Sources familiar with the matter informed The New York Times (NYT) that Warner Bros. Discovery is contemplating re-entering negotiations with Paramount, which last week presented a revised, enhanced proposal.
Warner Bros. Discovery’s board of directors is currently assessing whether Paramount’s offer presents a more financially advantageous arrangement.
Last week, on February 10th, Paramount incorporated a new stipulation into its bid: a “waiting fee” of 25 cents per share, payable quarterly to Warner Bros. shareholders beginning January 2027, should the Netflix deal not be finalized by then. Paramount would assume the responsibility for the $2.8 billion penalty Warner Bros. Discovery owes Netflix as compensation for the collapse of their $82.7 billion transaction.

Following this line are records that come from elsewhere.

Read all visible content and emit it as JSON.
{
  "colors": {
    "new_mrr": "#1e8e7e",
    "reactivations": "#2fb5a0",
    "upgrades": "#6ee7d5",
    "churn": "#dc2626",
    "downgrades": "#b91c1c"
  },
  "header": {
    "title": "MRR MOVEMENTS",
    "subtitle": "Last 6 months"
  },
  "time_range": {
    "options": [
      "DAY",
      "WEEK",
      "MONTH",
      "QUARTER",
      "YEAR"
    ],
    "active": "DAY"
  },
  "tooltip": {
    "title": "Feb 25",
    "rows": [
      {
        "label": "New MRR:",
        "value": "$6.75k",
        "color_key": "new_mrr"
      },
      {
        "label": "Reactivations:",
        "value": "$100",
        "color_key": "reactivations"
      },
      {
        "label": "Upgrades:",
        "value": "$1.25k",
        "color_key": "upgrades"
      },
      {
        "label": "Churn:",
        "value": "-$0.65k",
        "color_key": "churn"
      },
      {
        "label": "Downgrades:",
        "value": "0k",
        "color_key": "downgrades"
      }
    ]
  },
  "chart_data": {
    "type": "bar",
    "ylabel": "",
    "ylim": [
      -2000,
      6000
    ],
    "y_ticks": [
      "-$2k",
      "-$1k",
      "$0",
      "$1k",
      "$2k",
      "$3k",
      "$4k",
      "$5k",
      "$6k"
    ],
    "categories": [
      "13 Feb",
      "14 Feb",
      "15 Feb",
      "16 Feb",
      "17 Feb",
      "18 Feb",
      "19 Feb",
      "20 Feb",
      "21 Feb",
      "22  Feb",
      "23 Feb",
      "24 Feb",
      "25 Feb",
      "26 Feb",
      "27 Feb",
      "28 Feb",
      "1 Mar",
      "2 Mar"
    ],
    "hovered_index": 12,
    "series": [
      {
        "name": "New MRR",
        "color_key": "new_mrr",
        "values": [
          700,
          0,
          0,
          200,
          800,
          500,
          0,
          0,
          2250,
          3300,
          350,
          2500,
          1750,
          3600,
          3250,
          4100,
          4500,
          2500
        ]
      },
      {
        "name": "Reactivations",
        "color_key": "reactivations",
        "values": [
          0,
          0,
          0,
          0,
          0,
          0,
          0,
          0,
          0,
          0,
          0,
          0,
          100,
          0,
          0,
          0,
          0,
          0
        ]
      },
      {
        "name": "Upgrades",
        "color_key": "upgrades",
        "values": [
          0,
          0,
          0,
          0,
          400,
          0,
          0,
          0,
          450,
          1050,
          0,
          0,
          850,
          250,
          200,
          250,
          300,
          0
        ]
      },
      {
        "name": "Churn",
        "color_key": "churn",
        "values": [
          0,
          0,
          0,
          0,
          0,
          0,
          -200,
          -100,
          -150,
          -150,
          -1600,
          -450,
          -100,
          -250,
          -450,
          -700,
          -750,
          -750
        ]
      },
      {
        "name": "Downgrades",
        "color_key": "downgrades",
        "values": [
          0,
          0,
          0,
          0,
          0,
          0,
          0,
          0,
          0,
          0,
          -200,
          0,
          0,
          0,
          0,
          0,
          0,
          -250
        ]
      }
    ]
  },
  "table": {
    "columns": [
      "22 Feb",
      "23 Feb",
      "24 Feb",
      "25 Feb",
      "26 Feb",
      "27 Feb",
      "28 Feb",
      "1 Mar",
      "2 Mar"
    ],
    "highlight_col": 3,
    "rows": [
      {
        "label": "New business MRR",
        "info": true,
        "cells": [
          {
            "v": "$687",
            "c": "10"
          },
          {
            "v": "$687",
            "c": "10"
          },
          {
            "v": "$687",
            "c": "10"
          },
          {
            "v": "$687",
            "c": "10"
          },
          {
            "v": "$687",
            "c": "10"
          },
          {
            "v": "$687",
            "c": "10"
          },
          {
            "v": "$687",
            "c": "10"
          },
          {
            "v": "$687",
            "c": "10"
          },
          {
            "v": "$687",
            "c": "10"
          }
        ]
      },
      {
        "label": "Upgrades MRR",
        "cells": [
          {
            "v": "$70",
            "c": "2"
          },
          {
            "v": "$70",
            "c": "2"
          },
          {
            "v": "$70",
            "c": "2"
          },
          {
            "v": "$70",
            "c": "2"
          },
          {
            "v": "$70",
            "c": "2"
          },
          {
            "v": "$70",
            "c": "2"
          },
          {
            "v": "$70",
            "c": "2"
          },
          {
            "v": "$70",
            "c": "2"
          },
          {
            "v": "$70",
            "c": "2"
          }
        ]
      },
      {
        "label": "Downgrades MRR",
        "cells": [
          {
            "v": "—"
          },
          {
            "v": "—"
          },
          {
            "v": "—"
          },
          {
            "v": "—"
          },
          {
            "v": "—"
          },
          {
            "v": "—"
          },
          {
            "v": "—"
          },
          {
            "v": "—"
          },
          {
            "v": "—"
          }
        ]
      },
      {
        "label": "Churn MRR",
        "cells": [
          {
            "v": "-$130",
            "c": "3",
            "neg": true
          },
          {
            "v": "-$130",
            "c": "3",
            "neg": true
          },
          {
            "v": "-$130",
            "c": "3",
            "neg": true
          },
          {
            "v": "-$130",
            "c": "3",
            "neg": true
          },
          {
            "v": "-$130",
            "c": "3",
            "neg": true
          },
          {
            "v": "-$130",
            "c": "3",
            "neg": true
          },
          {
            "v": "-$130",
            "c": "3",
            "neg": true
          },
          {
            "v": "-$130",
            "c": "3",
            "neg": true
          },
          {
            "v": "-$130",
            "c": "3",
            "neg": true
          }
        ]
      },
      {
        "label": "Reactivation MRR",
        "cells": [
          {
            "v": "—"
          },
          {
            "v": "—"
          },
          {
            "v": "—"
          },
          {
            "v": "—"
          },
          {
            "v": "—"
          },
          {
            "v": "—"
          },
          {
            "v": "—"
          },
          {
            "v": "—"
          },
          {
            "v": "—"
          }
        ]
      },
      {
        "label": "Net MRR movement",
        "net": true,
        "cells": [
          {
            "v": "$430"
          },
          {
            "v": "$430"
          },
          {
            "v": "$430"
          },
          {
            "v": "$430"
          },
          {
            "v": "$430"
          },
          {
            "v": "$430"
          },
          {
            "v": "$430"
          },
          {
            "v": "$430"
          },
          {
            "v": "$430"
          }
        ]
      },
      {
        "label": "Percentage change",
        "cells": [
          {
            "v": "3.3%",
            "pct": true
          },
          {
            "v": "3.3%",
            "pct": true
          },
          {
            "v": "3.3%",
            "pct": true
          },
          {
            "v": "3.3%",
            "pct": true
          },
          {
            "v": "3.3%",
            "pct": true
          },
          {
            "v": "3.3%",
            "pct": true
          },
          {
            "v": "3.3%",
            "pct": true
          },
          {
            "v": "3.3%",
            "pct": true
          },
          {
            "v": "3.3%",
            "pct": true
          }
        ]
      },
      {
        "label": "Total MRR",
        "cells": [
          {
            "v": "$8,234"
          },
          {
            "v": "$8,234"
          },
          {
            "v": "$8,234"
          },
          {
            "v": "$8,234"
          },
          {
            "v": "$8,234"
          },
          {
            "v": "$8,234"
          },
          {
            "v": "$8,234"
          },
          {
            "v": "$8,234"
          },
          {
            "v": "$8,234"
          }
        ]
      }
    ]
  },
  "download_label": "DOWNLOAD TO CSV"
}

Paramount maintained its overall valuation for acquiring the entirety of Warner Bros. Discovery at $30 per share, totaling $108.4 billion.
In January 2025, Warner Bros. Discovery had agreed to Netflix’s terms. This involved the streamer reducing Warner’s debt holdings with Discovery Global—a firm set to manage cable channels such as CNN, TNT, and Food Network—by $260 million, while also agreeing to acquire shares for $82.7 billion. Warner Bros. shareholders were slated to receive $23.25 billion in cash plus $4.5 billion in Netflix common stock, subject to certain adjustments if the stock price dipped below $97.91.
News of the potential Warner Bros. acquisition has provoked a mixed reaction across Hollywood, with warnings issued regarding industry risks and calls made for regulators to block the arrangement. Advisors to U.S. President Donald Trump suggest that Netflix already commands a substantial market share, which an acquisition would significantly boost.
Industry figures, speaking to the FT, expressed concerns that the merger would decrease the number of entities purchasing television series and films, inevitably leading to a reduction in overall industry workload. Netflix co-CEO Greg Peters, however, maintained that the Netflix arrangement would enable Warner Bros. to expand its U.S. film production capabilities and sustain investment in original content.